Critics say the request is simply politicking ahead of the state elections in Uttar Pradesh next month.
India's Muslims ask for Salman Rushdie travel ban
NEW DELHI // Resurrecting a controversy about the author Salman Rushdie and his 1988 Satanic Verses, which Muslims deemed blasphemous, an influential Islamic cleric has been joined by politicians in demanding that Mr Rushdie be denied entry to India to attend a literary festival.
But critics say the request is simply politicking ahead of the state elections in Uttar Pradesh next month.
“It is obvious that this is being done with an eye on the elections,” said Swapan Dasgupta, a political analyst, journalist and author in New Delhi.
“Organisations believe this is a time when they have a certain space available to do things like this.”
In Uttar Pradesh, India’s most populous state, an estimated 17 per cent of the 200 million people are Muslims – higher than the national average of 13 to14 per cent. And Muslims have one of highest voter turnouts in the country, with more than 70 per cent voting.
The Darul Uloom, a socially conservative body of the Muslim clergy based in Deoband in the state of Uttar Pradesh, has opposed Mr Rushdie’s visit for the Jaipur Literary Festival which starts on January 20.
In a statement to the prime minster on Monday, Maulana Abdul Qasim Nomani, the vice chancellor of the seminary, said the Indian government should bar Mr Rushdie from the country as he “has annoyed the religious sentiments of Muslims in the past”.Mr Nomami asked the government to take into account the “widespread” feelings of Muslims against the author.
Mr Rushdie, 65, a British citizen, does not need a visa to visit.
Mr Rushdie’s controversial novel, the Satanic Verses, published in 1988, was banned a year later in India amid violent protests.
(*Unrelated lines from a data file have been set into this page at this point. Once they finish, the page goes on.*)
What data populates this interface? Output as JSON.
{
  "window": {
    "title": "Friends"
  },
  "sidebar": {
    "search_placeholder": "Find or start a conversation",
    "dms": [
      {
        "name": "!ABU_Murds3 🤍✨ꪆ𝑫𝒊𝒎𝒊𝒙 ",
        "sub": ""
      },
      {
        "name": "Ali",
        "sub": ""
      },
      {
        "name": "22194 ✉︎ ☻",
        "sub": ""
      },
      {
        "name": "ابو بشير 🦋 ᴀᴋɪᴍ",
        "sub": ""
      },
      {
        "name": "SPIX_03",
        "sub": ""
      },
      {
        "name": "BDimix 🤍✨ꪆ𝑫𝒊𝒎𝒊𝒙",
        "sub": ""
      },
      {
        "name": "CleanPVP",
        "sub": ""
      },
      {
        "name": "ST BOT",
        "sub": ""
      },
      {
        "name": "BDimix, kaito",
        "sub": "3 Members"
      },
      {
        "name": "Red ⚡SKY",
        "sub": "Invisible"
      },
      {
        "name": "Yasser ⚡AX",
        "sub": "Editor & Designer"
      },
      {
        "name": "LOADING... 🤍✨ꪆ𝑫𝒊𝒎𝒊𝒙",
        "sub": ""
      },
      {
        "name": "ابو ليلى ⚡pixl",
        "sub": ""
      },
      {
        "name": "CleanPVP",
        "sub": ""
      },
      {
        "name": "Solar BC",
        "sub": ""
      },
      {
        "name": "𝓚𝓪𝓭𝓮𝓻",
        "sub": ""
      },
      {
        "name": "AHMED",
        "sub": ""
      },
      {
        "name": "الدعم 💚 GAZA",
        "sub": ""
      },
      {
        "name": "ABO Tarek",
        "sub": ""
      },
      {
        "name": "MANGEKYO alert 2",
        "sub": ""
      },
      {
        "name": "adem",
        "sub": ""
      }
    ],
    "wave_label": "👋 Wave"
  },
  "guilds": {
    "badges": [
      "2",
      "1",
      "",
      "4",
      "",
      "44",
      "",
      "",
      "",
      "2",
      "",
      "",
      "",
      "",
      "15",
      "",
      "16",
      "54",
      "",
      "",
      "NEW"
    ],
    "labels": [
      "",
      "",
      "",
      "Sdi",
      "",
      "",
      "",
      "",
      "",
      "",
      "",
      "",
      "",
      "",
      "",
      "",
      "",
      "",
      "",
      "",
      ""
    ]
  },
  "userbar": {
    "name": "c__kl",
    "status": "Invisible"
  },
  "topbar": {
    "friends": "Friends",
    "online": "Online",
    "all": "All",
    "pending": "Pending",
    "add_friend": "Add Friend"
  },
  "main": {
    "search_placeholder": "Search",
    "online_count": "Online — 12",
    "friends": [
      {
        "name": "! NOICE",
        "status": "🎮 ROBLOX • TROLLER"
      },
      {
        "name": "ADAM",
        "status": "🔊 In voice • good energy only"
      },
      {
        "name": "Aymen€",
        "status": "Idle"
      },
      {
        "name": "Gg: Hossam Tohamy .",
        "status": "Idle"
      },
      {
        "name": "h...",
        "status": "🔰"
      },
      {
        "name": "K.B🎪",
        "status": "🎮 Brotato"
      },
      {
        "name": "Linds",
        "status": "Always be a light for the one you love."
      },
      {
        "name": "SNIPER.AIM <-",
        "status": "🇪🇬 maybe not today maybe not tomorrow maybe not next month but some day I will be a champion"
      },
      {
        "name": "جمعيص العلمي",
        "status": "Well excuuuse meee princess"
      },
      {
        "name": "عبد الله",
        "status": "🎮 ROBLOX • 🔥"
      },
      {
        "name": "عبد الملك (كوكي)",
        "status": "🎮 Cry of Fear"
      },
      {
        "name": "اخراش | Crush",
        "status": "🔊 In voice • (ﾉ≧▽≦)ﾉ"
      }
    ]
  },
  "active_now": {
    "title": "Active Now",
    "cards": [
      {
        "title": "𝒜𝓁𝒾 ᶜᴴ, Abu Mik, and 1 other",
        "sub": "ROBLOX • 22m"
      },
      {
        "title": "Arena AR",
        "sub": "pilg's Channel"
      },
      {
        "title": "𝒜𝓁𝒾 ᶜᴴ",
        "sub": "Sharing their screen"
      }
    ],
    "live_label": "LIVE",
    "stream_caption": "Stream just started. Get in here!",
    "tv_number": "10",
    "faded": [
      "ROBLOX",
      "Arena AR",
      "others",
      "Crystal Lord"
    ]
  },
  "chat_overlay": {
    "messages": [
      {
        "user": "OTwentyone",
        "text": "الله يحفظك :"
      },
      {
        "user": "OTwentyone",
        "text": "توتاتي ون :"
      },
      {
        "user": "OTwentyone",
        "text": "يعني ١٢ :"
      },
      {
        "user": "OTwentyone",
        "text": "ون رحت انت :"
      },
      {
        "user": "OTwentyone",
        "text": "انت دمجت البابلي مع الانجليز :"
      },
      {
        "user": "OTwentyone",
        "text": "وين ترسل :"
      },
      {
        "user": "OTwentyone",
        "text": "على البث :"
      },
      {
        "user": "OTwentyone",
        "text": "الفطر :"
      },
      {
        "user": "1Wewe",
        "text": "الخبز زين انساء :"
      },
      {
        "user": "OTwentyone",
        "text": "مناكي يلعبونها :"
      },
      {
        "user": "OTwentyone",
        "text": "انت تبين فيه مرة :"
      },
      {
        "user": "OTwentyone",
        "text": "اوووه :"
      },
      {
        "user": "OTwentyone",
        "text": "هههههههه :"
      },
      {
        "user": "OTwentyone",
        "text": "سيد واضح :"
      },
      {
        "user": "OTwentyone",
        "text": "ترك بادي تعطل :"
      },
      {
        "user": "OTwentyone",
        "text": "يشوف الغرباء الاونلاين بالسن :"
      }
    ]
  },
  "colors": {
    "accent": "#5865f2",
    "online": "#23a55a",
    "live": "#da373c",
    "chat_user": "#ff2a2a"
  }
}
A fatwa was also issued against Mr Rushdie in 1989 by Iran’s Ayatollah Ruhollah Khomeini, who asked his supporters to kill the author for blasphemy against Islam.
The fatwa sent Mr Rushie into hiding for years.
Indian Muslim politicians from various political parties have come out in support of the ban.
On Monday, Sultan Ahmed, a member of the West Bengal-based Trinamool Congress party, said in a statement that it would be “good to decline a visa to an author who is known to hurt religious sentiments of Muslims”.
Mukhtar Abbas Naqvi, the vice president of the main opposition party in the national parliament, the Hindu nationalist Bharatiya Janata Party, accused the congress-led government of inviting and then retracting their invitation to the author.
“This was not the right time to call Rushdie to India as he is a controversial figure and there are elections in Uttar Pradesh and four other states. There would be tension due to his presence,” Mr Naqvi said at a news conference on Tuesday.
The government has no role in inviting attendees to the literary festival and denies asking Mr Rusdhie to attend.
Sanjoy Roy, the producer of the Jaipur Literary Festival, confirmed Mr Rushdie’s attendance along with 240 other authors.